Kondyli’s article does not consider Cyprus, but her general observation that frontier border lords encouraged a tension between the autonomy of their domains and their ties to the imperial center provides a lens through which to consider Cyprus in the Late Roman and Early Byzantine period as both insular (literally and politically) and connected.   

Some Fragments on Early Byzantine Islands

One of my tasks this summer is to think more seriously about islands, and being on Cyprus and reading some of the recent scholarly work on islands in Byzantium seems to have stimulated this some. Go figure.

(To be clear, I have to write an abstract for a conference on islands by May 30th. In other words, this isn’t just a casual musing.)

So far I have a few observations.

First, Cyprus is a large island. This means that variation across the sites on the island will obscure some of the island’s ability to articulate a distinctly insular identity. In other words, if sites at opposite ends of the island or if a inland site and a coastal site show too much variation, it is reasonable to ask whether they’re on the same island at all. Of course, there are administrative ways that unify Cyprus with the autocephalous status of the Cypriot church being near the top of that list. At the same time, there’s always a certain tension between the idea of Cyprus as a single island rather than as a series of connected cultural, economic, and perhaps even political islets is reasonable.

Second, islands in the Early Byzantine period inevitably require us to attempt to synthesize the patchy and complicated history of settlement change during these centuries. With several exceptions, areas in Cyprus that were urbanized in antiquity tend to remain so today making it difficult to unpack the process of urban change in the Early Byzantine period.
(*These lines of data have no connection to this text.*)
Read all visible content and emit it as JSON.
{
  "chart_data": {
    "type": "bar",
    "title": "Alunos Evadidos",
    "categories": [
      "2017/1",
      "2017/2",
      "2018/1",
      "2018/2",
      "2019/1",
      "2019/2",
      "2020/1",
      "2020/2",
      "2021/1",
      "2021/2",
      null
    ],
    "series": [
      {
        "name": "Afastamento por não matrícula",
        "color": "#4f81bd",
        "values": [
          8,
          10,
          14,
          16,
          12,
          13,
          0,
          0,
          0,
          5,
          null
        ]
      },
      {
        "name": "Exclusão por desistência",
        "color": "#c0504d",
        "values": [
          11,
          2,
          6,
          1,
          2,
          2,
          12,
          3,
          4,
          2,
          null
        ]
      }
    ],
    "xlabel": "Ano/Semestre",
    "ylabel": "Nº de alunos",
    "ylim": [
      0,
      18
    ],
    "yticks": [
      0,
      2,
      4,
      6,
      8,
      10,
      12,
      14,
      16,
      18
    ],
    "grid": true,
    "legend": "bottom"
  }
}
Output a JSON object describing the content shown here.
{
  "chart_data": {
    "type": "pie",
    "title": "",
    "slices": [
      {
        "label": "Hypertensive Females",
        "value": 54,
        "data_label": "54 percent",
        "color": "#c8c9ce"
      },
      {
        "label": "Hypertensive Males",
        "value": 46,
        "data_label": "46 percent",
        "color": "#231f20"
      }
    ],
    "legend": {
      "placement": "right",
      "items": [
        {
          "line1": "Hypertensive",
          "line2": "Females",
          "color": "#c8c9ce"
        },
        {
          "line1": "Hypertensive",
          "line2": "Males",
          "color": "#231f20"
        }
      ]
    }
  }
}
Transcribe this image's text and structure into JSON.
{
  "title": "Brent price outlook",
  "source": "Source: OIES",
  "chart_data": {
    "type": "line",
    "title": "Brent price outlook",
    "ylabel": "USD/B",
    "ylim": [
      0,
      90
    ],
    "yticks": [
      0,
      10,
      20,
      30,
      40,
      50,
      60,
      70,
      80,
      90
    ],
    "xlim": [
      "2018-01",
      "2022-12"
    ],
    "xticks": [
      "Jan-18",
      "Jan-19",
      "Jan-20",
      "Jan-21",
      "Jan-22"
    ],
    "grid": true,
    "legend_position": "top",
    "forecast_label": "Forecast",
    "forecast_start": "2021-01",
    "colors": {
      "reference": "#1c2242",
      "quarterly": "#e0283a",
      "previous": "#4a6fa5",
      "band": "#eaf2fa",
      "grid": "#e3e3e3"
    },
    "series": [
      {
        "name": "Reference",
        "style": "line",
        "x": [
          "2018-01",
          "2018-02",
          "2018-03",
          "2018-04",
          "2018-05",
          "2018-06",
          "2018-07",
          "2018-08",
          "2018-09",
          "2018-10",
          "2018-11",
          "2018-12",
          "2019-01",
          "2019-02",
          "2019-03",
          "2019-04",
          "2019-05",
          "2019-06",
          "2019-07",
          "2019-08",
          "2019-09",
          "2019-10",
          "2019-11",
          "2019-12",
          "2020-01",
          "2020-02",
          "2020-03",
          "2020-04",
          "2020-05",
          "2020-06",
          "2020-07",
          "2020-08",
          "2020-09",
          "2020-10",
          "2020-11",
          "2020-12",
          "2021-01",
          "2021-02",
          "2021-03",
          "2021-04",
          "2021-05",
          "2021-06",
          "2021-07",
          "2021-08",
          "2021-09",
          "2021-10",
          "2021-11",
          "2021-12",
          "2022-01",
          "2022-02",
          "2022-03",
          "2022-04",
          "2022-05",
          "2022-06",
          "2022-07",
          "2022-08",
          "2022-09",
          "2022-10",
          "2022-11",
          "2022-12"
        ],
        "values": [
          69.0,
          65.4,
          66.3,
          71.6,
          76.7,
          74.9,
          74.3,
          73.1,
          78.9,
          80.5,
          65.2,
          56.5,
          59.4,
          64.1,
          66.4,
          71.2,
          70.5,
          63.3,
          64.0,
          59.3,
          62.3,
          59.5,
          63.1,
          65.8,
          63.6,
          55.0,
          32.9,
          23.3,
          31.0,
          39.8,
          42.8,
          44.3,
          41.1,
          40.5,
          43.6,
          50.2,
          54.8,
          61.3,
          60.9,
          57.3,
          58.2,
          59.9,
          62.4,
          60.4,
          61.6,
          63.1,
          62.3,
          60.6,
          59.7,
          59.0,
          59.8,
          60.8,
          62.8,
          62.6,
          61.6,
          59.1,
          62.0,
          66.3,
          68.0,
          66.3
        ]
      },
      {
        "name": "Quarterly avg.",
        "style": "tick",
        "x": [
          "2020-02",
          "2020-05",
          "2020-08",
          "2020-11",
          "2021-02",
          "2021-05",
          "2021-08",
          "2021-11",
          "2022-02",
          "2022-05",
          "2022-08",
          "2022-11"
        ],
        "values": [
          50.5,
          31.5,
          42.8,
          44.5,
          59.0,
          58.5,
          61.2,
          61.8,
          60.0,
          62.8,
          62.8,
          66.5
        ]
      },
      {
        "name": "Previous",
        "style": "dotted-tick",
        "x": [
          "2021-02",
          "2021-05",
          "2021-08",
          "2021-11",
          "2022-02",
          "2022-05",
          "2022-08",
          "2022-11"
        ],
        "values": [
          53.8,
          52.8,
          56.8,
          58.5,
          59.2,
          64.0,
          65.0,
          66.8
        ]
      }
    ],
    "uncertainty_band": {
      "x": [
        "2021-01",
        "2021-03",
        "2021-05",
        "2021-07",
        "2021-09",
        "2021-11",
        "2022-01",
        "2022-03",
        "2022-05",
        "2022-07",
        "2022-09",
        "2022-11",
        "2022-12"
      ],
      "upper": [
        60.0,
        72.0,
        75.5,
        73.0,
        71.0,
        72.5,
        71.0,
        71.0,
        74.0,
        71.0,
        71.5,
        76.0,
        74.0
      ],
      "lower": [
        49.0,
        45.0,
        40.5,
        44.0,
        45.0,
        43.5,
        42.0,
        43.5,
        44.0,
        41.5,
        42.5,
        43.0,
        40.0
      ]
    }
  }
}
Cyprus has enjoyed rather extensive research in its rural areas, but so far, this work has only offered fleeting glimpses of the process of rural change over the 6th to 9th centuries. For better or for worse, archaeologists will have to write settlement history at any scale through proxies and comparisons rather than on the basis of direct evidence. 

Third, the obscurity of rural change and the challenges of understanding urban change on Cyprus has much to do with our inconsistent understanding of the material culture of these centuries. In particular, our ceramic chronologies continue to require refining and the relationship between various classes of small finds – coins, lamps, pots, seals, et c. – has to continue to inform critically our understanding of architecture, settlement, and regional and island wide change.

Fourth, while the study of islands has always involved attention to the place of human society within the environment, recent attention to the environment in a Mediterranean context has brought a new sense of sophistication and historical context to changes in climate. For Cyprus, for example, historical variability in rainfall either on the island or in the larger region can have dramatic impacts on agricultural production and the place of the island within the regional economy. It’s not just agricultural productivity and shifts in climate, of course, but also understanding how various external influences refract through the distinctive environmental resources available to island communities.

All this points to the larger question that’s clogging my head as I think about Cyprus and insularity: how does thinking of Cyprus as an island produce new ways of understanding the Cypriot and Mediterranean past? What does insularity bring to the the interpretative table for Roman and Byzantine antiquity?